AI system tracks leaked ID images online in real time

In a critical step toward mitigating online data breaches, researchers at National Taiwan University have introduced a novel artificial intelligence-based system designed to detect sensitive image leaks already circulating on the internet. The peer-reviewed study, titled “An Automatic Sensitive Image Search System with Generative Artificial Intelligence to Identify Data Leaks on Internet”, was published in the journal Electronics.

Unlike conventional Data Loss Prevention (DLP) solutions that focus on blocking internal leaks through file transfers or email surveillance, this new framework emphasizes post-leakage detection. Leveraging generative AI (GenAI), image-based search, and optical character recognition (OCR), the system proactively scans the internet for images containing exposed personal identifiable information (PII), such as passports, ID cards, and financial documents. A local large language model (LLM) then delivers remediation guidance, making the platform not only detection-capable but also actionable.

What makes this system different from traditional data protection tools?

Most enterprise-grade DLP solutions are reactive and confined to internal networks, often failing to identify confidential images already disseminated on public platforms. The study highlights that modern risks stem from images posted online, whether by accident or malicious intent, through social media, misconfigured cloud storage, or unsecured collaboration tools.

To bridge this gap, the proposed system introduces a GenAI-powered pipeline composed of six integrated modules: input selection, synthetic image generation, search and filtering, sensitive data recognition, risk detection and marking, and report generation. In the first stage, users define the document type and country of origin, such as a Taiwanese driver’s license or a UK ID card. Using prompt-based synthesis, the system generates a photorealistic but artificial replica of the document using standardized layouts and placeholder personal data.

This synthetic image is then deployed in large-scale image-based web searches using Selenium and OpenCV tools. To increase the precision of match filtering, the system employs BRISK feature descriptors combined with a dynamic masking algorithm that isolates structurally relevant document regions. This approach outperforms common feature matching strategies and significantly reduces false positives, as confirmed through real-world experiments and algorithmic benchmarks.

How accurate is the detection and what risks have been uncovered?

System testing revealed robust detection capabilities.

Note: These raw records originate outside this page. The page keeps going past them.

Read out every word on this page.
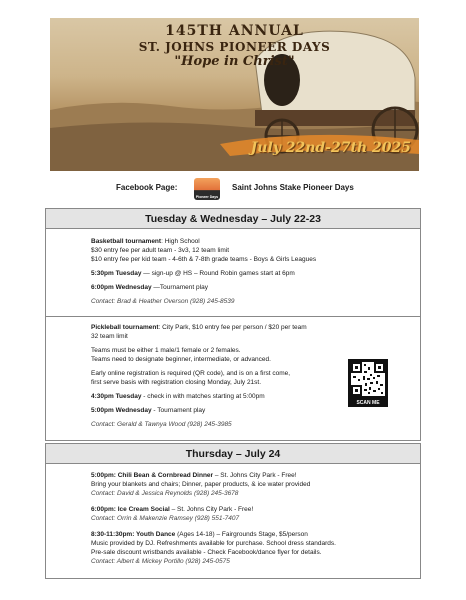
145TH ANNUAL
ST. JOHNS PIONEER DAYS
"Hope in Christ"
July 22nd-27th 2025
Facebook Page:
Pioneer Days
Saint Johns Stake Pioneer Days
Tuesday & Wednesday – July 22-23

Basketball tournament: High School

$30 entry fee per adult team - 3v3, 12 team limit

$10 entry fee per kid team - 4-6th & 7-8th grade teams - Boys & Girls Leagues

5:30pm Tuesday — sign-up @ HS – Round Robin games start at 6pm

6:00pm Wednesday —Tournament play

Contact: Brad & Heather Overson (928) 245-8539

Pickleball tournament: City Park, $10 entry fee per person / $20 per team

32 team limit

Teams must be either 1 male/1 female or 2 females.

Teams need to designate beginner, intermediate, or advanced.

Early online registration is required (QR code), and is on a first come,

first serve basis with registration closing Monday, July 21st.

4:30pm Tuesday - check in with matches starting at 5:00pm

5:00pm Wednesday - Tournament play

Contact: Gerald & Tawnya Wood (928) 245-3985

SCAN ME
Thursday – July 24

5:00pm: Chili Bean & Cornbread Dinner – St. Johns City Park - Free!

Bring your blankets and chairs; Dinner, paper products, & ice water provided

Contact: David & Jessica Reynolds (928) 245-3678

6:00pm: Ice Cream Social – St. Johns City Park - Free!

Contact: Orrin & Makenzie Ramsey (928) 551-7407

8:30-11:30pm: Youth Dance (Ages 14-18) – Fairgrounds Stage, $5/person

Music provided by DJ. Refreshments available for purchase. School dress standards.

Pre-sale discount wristbands available - Check Facebook/dance flyer for details.

Contact: Albert & Mickey Portillo (928) 245-0575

In one evaluation involving 610 publicly available web images, the system successfully identified 27 out of 29 actual leaked images, yielding a precision rate of 100% and a recall rate of 93.1%. The false negatives were traced back to OCR misinterpretations, such as confusing the letter “O” with the digit “0.” Once corrected through character-variant post-processing, accuracy improved further.

One of the most alarming case studies involved the discovery of personal driver’s license data being exposed through websites with broken access control mechanisms. In these instances, users could alter URL parameters, some encoded in outdated MD5 hashes, and retrieve other individuals’ sensitive information without authentication. The GenAI-generated report flagged these cases as high-risk, recommending immediate content takedown, access control audits, and formal notifications to authorities such as Taiwan’s Personal Data Protection Commission (PDPC).

Another performance test using the IDNet dataset of 17,937 identity document images further validated the recognition engine. The system achieved a 100% precision rate and 99.7% recall across ID cards from Estonia, Finland, and Spain. This indicates strong robustness even under real-world imbalances where sensitive leaks are rare occurrences.

What are the implementation challenges and future directions?

While the tool shows impressive accuracy, the study acknowledges key challenges to real-world deployment. The GenAI-based image generation and LLM-powered report modules are the most computationally demanding components, particularly when run locally. Benchmark tests showed that on a mid-range Intel-NVIDIA setup, each image required approximately 17.3 seconds for GenAI generation and 9.2 seconds for report compilation. Despite optimizations, this still poses scalability concerns for enterprise-level use where millions of images may need real-time analysis.

To address these bottlenecks, the researchers suggest future improvements such as integrating retrieval-augmented generation (RAG) to accelerate report production and deploying latent diffusion models for lighter image synthesis. Additionally, performance could be enhanced through parallelization using GPU clusters and Kubernetes-based orchestration, especially in cloud-native enterprise environments.

Robustness testing remains an area for expansion. While the current system performs well on frontal, clearly printed documents, it needs further training on rotated, skewed, or low-resolution images to extend its generalizability. The study also notes that although BRISK performs well in common leak formats, it may falter under heavy visual transformations, warranting exploration of alternative or ensemble descriptors.

The final layer of defense, according to the authors, lies in human-centered security practices. Even with state-of-the-art AI, cybersecurity awareness, employee training, and procedural safeguards must coexist to create a holistic risk mitigation framework.